Kemudian, angka produksi dan konsumsi dalam negeri dari UCO dan residu, serta hak ekspor UCO dan residu yang dimiliki oleh eksportir.
“Di luar itu, bagi para eksportir yang memiliki PE UCO dan PE residu yang telah diterbitkan berdasarkan Permendag sebelumnya, tetap dapat melaksanakan ekspor. PE-nya masih berlaku sampai masa berlakunya berakhir,” jelasnya.
Sementara itu, Direktur Ekspor Produk Pertanian dan Kehutanan Kemendag Farid Amir mengungkap, terbitnya Permendag 2/2025 didasarkan pada pertumbuhan permintaan POME, HAPOR, dan UCO akibat implementasi kebijakan Carbon Offsetting and Reduction Scheme for International Aviation (CORSIA) oleh International Civil Aviation Organization (ICAO).
Alasan lainnya, tambah dia, Permendag 2/2025 juga didasarkan pada maraknya modus pencampuran CPO dengan POME dan HAPOR asli. Serta, praktik mengolah buah dari Tandan Buah Segar (TBS) yang dibusukkan langsung menjadi POME dan HAPOR.
Dia menjelaskan perubahan Permendag mencakup perubahan syarat dan tata cara untuk mendapatkan PE UCO dan residu.
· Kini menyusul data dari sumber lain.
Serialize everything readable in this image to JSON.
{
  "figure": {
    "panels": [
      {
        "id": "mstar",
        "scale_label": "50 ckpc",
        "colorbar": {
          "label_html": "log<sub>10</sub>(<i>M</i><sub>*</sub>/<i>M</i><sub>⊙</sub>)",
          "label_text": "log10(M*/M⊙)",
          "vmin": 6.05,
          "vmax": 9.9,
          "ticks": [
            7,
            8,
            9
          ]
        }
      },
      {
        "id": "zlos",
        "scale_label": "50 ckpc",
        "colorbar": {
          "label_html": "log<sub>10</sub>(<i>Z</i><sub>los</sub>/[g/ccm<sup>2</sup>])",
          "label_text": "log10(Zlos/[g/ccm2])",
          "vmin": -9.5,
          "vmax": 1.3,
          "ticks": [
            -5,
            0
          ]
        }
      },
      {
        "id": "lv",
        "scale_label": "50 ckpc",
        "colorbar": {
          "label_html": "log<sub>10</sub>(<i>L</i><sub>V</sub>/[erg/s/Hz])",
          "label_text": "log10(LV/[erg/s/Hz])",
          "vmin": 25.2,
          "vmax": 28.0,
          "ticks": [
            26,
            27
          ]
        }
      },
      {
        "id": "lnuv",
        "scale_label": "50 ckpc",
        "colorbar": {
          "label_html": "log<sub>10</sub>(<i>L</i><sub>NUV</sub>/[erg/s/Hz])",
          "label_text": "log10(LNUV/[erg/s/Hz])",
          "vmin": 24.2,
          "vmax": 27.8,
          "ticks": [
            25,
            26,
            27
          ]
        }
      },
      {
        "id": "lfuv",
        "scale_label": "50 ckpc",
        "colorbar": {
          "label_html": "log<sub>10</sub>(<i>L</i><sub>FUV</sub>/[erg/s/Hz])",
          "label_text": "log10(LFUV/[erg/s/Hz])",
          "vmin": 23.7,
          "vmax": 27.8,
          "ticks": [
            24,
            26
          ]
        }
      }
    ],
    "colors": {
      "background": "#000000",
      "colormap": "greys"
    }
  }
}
“Berdasarkan Permendag 2/2025, PE diterbitkan dengan kewajiban melengkapi syarat alokasi jika disepakati dalam rakor,” ujarnya.
Untuk itu, Kemendag berharap kerja sama eksportir dan asosiasi untuk menyampaikan data yang mendukung kebijakan ekspor produk CPO dan turunannya. Data tersebut termasuk jumlah produksi, pasokan, konsumsi, serta permintaan.